Lowry, one of the better three-point shooters in the NBA, posted a 56.9% rate -- easily a career best. He had been above 50.0% in effective field goal percentage three times in his career but never better than 51.6%.

Through three games of the playoffs, DeRozan's effective field goal percentage is just 34.0%. Lowry's is 42.4%.

Here's that in table form in case it helps.

2016-17 Effective Field Goal PercentageDeMar DeRozanKyle Lowry
Regular Season47.7%56.9%
Playoffs34.0%42.4%


And that's not all. It's not just a three-game sample that's problematic.

Among 261 players since 1979-80 to attempt at least 500 playoff field goals, DeRozan's career effective field goal percentage of 40.0% ranks 259th. Lowry's 44.3% is 241st.

Among 68 active players, DeRozan is last, and Lowry is 63rd. Of the qualified players in the playoffs, Lowry tops just Jamal Crawford (43.2%) and Zach Randolph (44.1%).

These are high-usage All-Stars on a team with genuine title aspirations we're talking about.

Trouble Finishing

With DeRozan, you take what he gives you offensively.

Of the 38 players to attempt at least 1,000 field goals this season, DeRozan was third to last in three-point attempt rate (the percentage of field goals that were three-point attempts) at 8.0%. Only frontcourt players LaMarcus Aldridge (5.3%) and Nikola Vucevic (7.3%) were lower.

Coincidentally, first-round opponent Giannis Antetokounmpo (14.3%) was fifth-lowest in that subset.
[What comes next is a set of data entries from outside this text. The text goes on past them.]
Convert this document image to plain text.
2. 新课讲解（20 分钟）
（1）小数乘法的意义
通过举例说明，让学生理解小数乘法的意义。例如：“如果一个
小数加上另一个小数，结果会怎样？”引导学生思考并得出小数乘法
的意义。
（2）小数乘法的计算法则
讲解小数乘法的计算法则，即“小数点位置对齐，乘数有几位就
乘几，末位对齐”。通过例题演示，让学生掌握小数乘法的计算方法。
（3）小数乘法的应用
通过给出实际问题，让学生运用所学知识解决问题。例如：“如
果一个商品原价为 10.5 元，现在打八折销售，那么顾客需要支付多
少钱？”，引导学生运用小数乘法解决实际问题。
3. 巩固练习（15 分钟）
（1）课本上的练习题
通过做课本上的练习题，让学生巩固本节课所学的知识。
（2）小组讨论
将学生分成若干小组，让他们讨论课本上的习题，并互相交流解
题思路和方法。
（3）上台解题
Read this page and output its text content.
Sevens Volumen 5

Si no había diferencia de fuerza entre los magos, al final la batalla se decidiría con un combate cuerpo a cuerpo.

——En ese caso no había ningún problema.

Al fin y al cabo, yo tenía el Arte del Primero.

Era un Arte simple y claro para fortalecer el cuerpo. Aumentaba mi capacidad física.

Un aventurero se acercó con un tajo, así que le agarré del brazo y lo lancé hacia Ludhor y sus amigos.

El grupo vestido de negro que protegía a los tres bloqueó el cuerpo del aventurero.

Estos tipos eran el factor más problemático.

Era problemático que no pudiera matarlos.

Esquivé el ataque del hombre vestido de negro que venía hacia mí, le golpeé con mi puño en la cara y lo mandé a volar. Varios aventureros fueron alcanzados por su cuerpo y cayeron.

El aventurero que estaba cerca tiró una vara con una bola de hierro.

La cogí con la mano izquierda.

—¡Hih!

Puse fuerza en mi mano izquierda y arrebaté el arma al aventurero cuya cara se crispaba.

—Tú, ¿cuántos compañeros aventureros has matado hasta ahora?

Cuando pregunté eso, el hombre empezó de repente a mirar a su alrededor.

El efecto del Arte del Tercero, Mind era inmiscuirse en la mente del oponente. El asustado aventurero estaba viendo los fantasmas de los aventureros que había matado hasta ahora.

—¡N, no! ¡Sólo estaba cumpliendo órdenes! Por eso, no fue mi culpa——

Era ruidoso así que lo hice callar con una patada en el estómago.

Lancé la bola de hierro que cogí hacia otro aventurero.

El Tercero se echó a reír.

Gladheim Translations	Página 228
He's managing a 58.7% effective field goal percentage against the Raptors.

For comparison's sake between the pair of two-point-dependent players, here is DeRozan's shot chart through Game 3.

DeMar Shot Chart
Compare that to the chart of Antetokounmpo.

Giannis Shot Chart
DeRozan is going to need to turn those red zones to green if the Raptors are going to turn this series around, and Lowry (just 4 of 16 from three-point range) is going to need to provide some spacing to do so.

Because right now, the Raptors are 14.8 points per 100 possessions better offensively with DeRozan on the bench (and 22.2 defensively), per Basketball-Reference. And without Lowry, the Raps' offensive rating is 18.2 points better, and their defensive rating is 6.5 points better.

Put another way, the Raptors are 37 points per 100 possessions better in the 20 minutes without DeRozan than they are in the 76 with him. And in Lowry's 73 minutes, Toronto is 24.6 points per 100 possessions worse.

The two-man lineup of Lowry and DeRozan has combined for a net rating of -20.4 together through three games against the Bucks.

The Silver Lining

Yet through it all, the Raptors are still 47.18% likely to win the series, according to our algorithms.

Let's not forget that this team had the sixth-most efficient offense in the league this season (112.3 offensive rating) as well as an above-average defense (107.8) -- and that Milwaukee was a -0.2 in terms of net rating, scoring 109.1 points per 100 possessions and allowing 109.3.

You just wouldn't know it by watching these games, as the Bucks are averaging 111.4 points per 100 possessions compared to 98.4 for the Raptors through 12 quarters.